Rani Mukherjee said Aiyya would be one of her best, but long gone are the days when an actor said that their film would be something new, and the film actually turned out to be worth the money. In fact Aiyyaa will be a huge disappointment for Rani and Anurag Kashyap’s fans. It is hard to believe that Rani, who has won awards for critically acclaimed roles said yes to the film. And what made Anurag Kashyap, who is the producer of the movie, think that a movie that has a female lead going head over heels for a man just because of his odour, would work at the box office?

The story sounds quite funny as a concept, but the jokes barely work. Meenakshi Deshpande (Rani Mukherjee) is a middle class Marathi girl, a librarian at a college.  She has five members in her family: A wheelchair bound grandmother who is blind, her father who smokes four cigarettes together, her mother who is obsessed with marriage, and her brother who’s only love in life is dogs. To escape the  craziness of her family, Rani lives her life in dreams, and in her dreams the only thing she’s doing is dancing and enacting her favorite actresses, Sridevi, Juhi etc. Then there is Maina, Rani’s best friend, who managed to thoroughly annoy everyone in the theater this writer was watching Aiyyaa in. The less said about her the better.

Meenakshi’s family are looking for a suitable groom but Meenakshi, who doesn’t believe in arranged marriages, is waiting for her prince and wants her dream wedding. That’s when South Superstar Surya (Prithviraj) enters. Surya is an art student, and the moment Meenakshi looks at him she falls in love with his tanned skin and body odour. Yes, you read that right. Body odour. By this time her family have found the ‘right guy’ Maadhav (Subodh Bhave) for her, and are rushing with her wedding. The rest of the film involves  Madhav running around after Meenakshi, and Meenakshi following Surya.

The entire film revolves around Rani Mukherjee, but there is some disappointment here too. Viewers expecting and encore of her livewire performance in No One Killed Jessica may be disappointed, but the fault lies more with the story than with Rani.  You can see that she has put in every effort but there is little that can save this movie. Prithviraj and Subodh hardly have a role in the film but maybe because Prithviraj is a huge superstar in the south he gets to mouth a few lines in the end. Subodh, as the simple guy Madhav, has even lesser to do than Prithviraj.

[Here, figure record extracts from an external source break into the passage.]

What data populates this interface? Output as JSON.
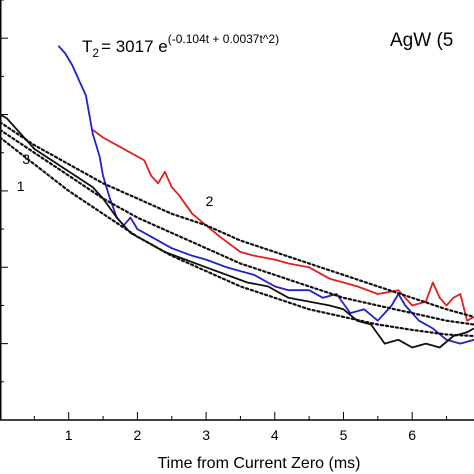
{
  "chart_data": {
    "type": "line",
    "title": "AgW (5",
    "xlabel": "Time from Current Zero (ms)",
    "ylabel": "",
    "xlim": [
      0,
      6.9
    ],
    "x_ticks": [
      "1",
      "2",
      "3",
      "4",
      "5",
      "6"
    ],
    "grid": false,
    "legend": "none",
    "annotation": {
      "base": "T",
      "sub": "2",
      "middle": "= 3017 e",
      "exponent": "(-0.104t + 0.0037t^2)"
    },
    "fit_labels": [
      "1",
      "2",
      "3"
    ],
    "series": [
      {
        "color": "#e02020",
        "style": "solid",
        "points": [
          [
            1.35,
            0.58
          ],
          [
            1.5,
            0.57
          ],
          [
            1.7,
            0.56
          ],
          [
            1.9,
            0.55
          ],
          [
            2.0,
            0.545
          ],
          [
            2.1,
            0.54
          ],
          [
            2.2,
            0.52
          ],
          [
            2.3,
            0.51
          ],
          [
            2.4,
            0.525
          ],
          [
            2.5,
            0.505
          ],
          [
            2.6,
            0.495
          ],
          [
            2.8,
            0.47
          ],
          [
            3.0,
            0.455
          ],
          [
            3.2,
            0.44
          ],
          [
            3.5,
            0.42
          ],
          [
            3.7,
            0.415
          ],
          [
            4.0,
            0.41
          ],
          [
            4.2,
            0.405
          ],
          [
            4.5,
            0.4
          ],
          [
            4.8,
            0.385
          ],
          [
            5.0,
            0.38
          ],
          [
            5.2,
            0.375
          ],
          [
            5.5,
            0.365
          ],
          [
            5.8,
            0.37
          ],
          [
            6.0,
            0.35
          ],
          [
            6.2,
            0.355
          ],
          [
            6.3,
            0.38
          ],
          [
            6.4,
            0.36
          ],
          [
            6.5,
            0.35
          ],
          [
            6.6,
            0.36
          ],
          [
            6.7,
            0.365
          ],
          [
            6.8,
            0.33
          ],
          [
            6.9,
            0.335
          ]
        ]
      },
      {
        "color": "#2020d0",
        "style": "solid",
        "points": [
          [
            0.85,
            0.69
          ],
          [
            0.95,
            0.68
          ],
          [
            1.05,
            0.665
          ],
          [
            1.15,
            0.645
          ],
          [
            1.25,
            0.625
          ],
          [
            1.3,
            0.6
          ],
          [
            1.35,
            0.575
          ],
          [
            1.4,
            0.56
          ],
          [
            1.45,
            0.545
          ],
          [
            1.5,
            0.52
          ],
          [
            1.6,
            0.49
          ],
          [
            1.7,
            0.465
          ],
          [
            1.8,
            0.455
          ],
          [
            1.9,
            0.465
          ],
          [
            2.0,
            0.45
          ],
          [
            2.2,
            0.44
          ],
          [
            2.5,
            0.425
          ],
          [
            2.8,
            0.415
          ],
          [
            3.0,
            0.41
          ],
          [
            3.3,
            0.4
          ],
          [
            3.5,
            0.395
          ],
          [
            3.7,
            0.39
          ],
          [
            4.0,
            0.375
          ],
          [
            4.2,
            0.37
          ],
          [
            4.5,
            0.37
          ],
          [
            4.7,
            0.36
          ],
          [
            4.9,
            0.365
          ],
          [
            5.1,
            0.34
          ],
          [
            5.3,
            0.345
          ],
          [
            5.5,
            0.33
          ],
          [
            5.7,
            0.35
          ],
          [
            5.8,
            0.365
          ],
          [
            5.9,
            0.35
          ],
          [
            6.1,
            0.33
          ],
          [
            6.3,
            0.32
          ],
          [
            6.5,
            0.305
          ],
          [
            6.7,
            0.3
          ],
          [
            6.9,
            0.305
          ]
        ]
      },
      {
        "color": "#111111",
        "style": "solid",
        "points": [
          [
            0.0,
            0.6
          ],
          [
            0.1,
            0.595
          ],
          [
            0.2,
            0.585
          ],
          [
            0.3,
            0.575
          ],
          [
            0.4,
            0.565
          ],
          [
            0.5,
            0.555
          ],
          [
            1.35,
            0.505
          ],
          [
            1.5,
            0.49
          ],
          [
            1.7,
            0.465
          ],
          [
            1.9,
            0.445
          ],
          [
            2.1,
            0.435
          ],
          [
            2.4,
            0.42
          ],
          [
            2.7,
            0.41
          ],
          [
            3.0,
            0.4
          ],
          [
            3.3,
            0.39
          ],
          [
            3.6,
            0.38
          ],
          [
            3.9,
            0.375
          ],
          [
            4.2,
            0.36
          ],
          [
            4.5,
            0.355
          ],
          [
            4.8,
            0.35
          ],
          [
            5.0,
            0.345
          ],
          [
            5.2,
            0.33
          ],
          [
            5.4,
            0.325
          ],
          [
            5.6,
            0.3
          ],
          [
            5.8,
            0.305
          ],
          [
            6.0,
            0.295
          ],
          [
            6.2,
            0.3
          ],
          [
            6.4,
            0.295
          ],
          [
            6.6,
            0.31
          ],
          [
            6.8,
            0.315
          ],
          [
            6.9,
            0.32
          ]
        ]
      },
      {
        "color": "#111111",
        "style": "dotted",
        "points": [
          [
            0.0,
            0.57
          ],
          [
            0.5,
            0.535
          ],
          [
            1.0,
            0.5
          ],
          [
            1.5,
            0.47
          ],
          [
            2.0,
            0.44
          ],
          [
            2.5,
            0.415
          ],
          [
            3.0,
            0.395
          ],
          [
            3.5,
            0.375
          ],
          [
            4.0,
            0.36
          ],
          [
            4.5,
            0.345
          ],
          [
            5.0,
            0.335
          ],
          [
            5.5,
            0.325
          ],
          [
            6.0,
            0.318
          ],
          [
            6.5,
            0.312
          ],
          [
            6.9,
            0.31
          ]
        ]
      },
      {
        "color": "#111111",
        "style": "dotted",
        "points": [
          [
            0.0,
            0.59
          ],
          [
            0.5,
            0.56
          ],
          [
            1.0,
            0.535
          ],
          [
            1.5,
            0.51
          ],
          [
            2.0,
            0.49
          ],
          [
            2.5,
            0.47
          ],
          [
            3.0,
            0.455
          ],
          [
            3.5,
            0.435
          ],
          [
            4.0,
            0.42
          ],
          [
            4.5,
            0.405
          ],
          [
            5.0,
            0.39
          ],
          [
            5.5,
            0.375
          ],
          [
            6.0,
            0.36
          ],
          [
            6.5,
            0.345
          ],
          [
            6.9,
            0.335
          ]
        ]
      },
      {
        "color": "#111111",
        "style": "dotted",
        "points": [
          [
            0.0,
            0.58
          ],
          [
            0.5,
            0.55
          ],
          [
            1.0,
            0.52
          ],
          [
            1.5,
            0.49
          ],
          [
            2.0,
            0.465
          ],
          [
            2.5,
            0.445
          ],
          [
            3.0,
            0.425
          ],
          [
            3.5,
            0.405
          ],
          [
            4.0,
            0.39
          ],
          [
            4.5,
            0.375
          ],
          [
            5.0,
            0.36
          ],
          [
            5.5,
            0.35
          ],
          [
            6.0,
            0.34
          ],
          [
            6.5,
            0.33
          ],
          [
            6.9,
            0.325
          ]
        ]
      }
    ]
  }
}
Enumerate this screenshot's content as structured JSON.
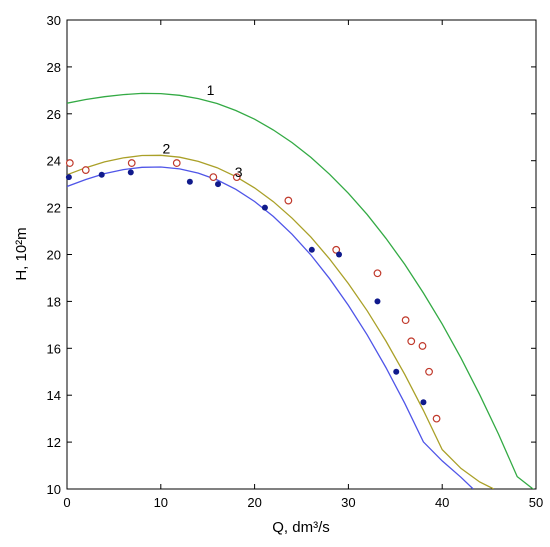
{
  "chart_data": {
    "type": "line",
    "xlabel": "Q, dm³/s",
    "ylabel": "H, 10²m",
    "xlim": [
      0,
      50
    ],
    "ylim": [
      10,
      30
    ],
    "xticks": [
      0,
      10,
      20,
      30,
      40,
      50
    ],
    "yticks": [
      10,
      12,
      14,
      16,
      18,
      20,
      22,
      24,
      26,
      28,
      30
    ],
    "grid": false,
    "colors": {
      "curve1": "#33aa44",
      "curve2": "#aaa028",
      "curve3": "#4f55e8",
      "open_points": "#c0392b",
      "filled_points": "#101a8c"
    },
    "curves": [
      {
        "label": "1",
        "color": "#33aa44",
        "x": [
          0,
          2,
          4,
          6,
          8,
          10,
          12,
          14,
          16,
          18,
          20,
          22,
          24,
          26,
          28,
          30,
          32,
          34,
          36,
          38,
          40,
          42,
          44,
          46,
          48,
          50
        ],
        "y": [
          26.45,
          26.61,
          26.73,
          26.82,
          26.87,
          26.86,
          26.79,
          26.65,
          26.44,
          26.14,
          25.77,
          25.31,
          24.77,
          24.14,
          23.42,
          22.61,
          21.7,
          20.69,
          19.58,
          18.36,
          17.03,
          15.58,
          14.02,
          12.34,
          10.53,
          9.9
        ]
      },
      {
        "label": "2",
        "color": "#aaa028",
        "x": [
          0,
          2,
          4,
          6,
          8,
          10,
          12,
          14,
          16,
          18,
          20,
          22,
          24,
          26,
          28,
          30,
          32,
          34,
          36,
          38,
          40,
          42,
          44,
          45.5
        ],
        "y": [
          23.4,
          23.7,
          23.95,
          24.12,
          24.22,
          24.23,
          24.15,
          23.97,
          23.7,
          23.32,
          22.84,
          22.25,
          21.55,
          20.74,
          19.81,
          18.76,
          17.6,
          16.31,
          14.89,
          13.35,
          11.68,
          10.88,
          10.3,
          10.0
        ]
      },
      {
        "label": "3",
        "color": "#4f55e8",
        "x": [
          0,
          2,
          4,
          6,
          8,
          10,
          12,
          14,
          16,
          18,
          20,
          22,
          24,
          26,
          28,
          30,
          32,
          34,
          36,
          38,
          40,
          42,
          43.3
        ],
        "y": [
          22.9,
          23.2,
          23.45,
          23.62,
          23.72,
          23.73,
          23.65,
          23.47,
          23.18,
          22.78,
          22.26,
          21.62,
          20.86,
          19.98,
          18.97,
          17.83,
          16.57,
          15.18,
          13.66,
          12.01,
          11.2,
          10.5,
          10.0
        ]
      }
    ],
    "curve_labels": [
      {
        "text": "1",
        "x": 15.3,
        "y": 26.8
      },
      {
        "text": "2",
        "x": 10.6,
        "y": 24.3
      },
      {
        "text": "3",
        "x": 18.3,
        "y": 23.3
      }
    ],
    "points_open": {
      "x": [
        0.3,
        2.0,
        6.9,
        11.7,
        15.6,
        18.1,
        23.6,
        28.7,
        33.1,
        36.1,
        36.7,
        37.9,
        38.6,
        39.4
      ],
      "y": [
        23.9,
        23.6,
        23.9,
        23.9,
        23.3,
        23.3,
        22.3,
        20.2,
        19.2,
        17.2,
        16.3,
        16.1,
        15.0,
        13.0
      ]
    },
    "points_filled": {
      "x": [
        0.2,
        3.7,
        6.8,
        13.1,
        16.1,
        21.1,
        26.1,
        29.0,
        33.1,
        35.1,
        38.0
      ],
      "y": [
        23.3,
        23.4,
        23.5,
        23.1,
        23.0,
        22.0,
        20.2,
        20.0,
        18.0,
        15.0,
        13.7
      ]
    }
  }
}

To sum it up, Aiyyaa has some good moments, almost all provided by Rani Mukherjee, and all of them in the first half but Aiyyaa’s story and film length could have used a helping hand. The item songs live up to their billing and Rani has performed the best belly dance this side of the Arabian Sea. But movies are about more than belly dancing and sadly for Aiyyaa and Rani, that is all people are going to remember.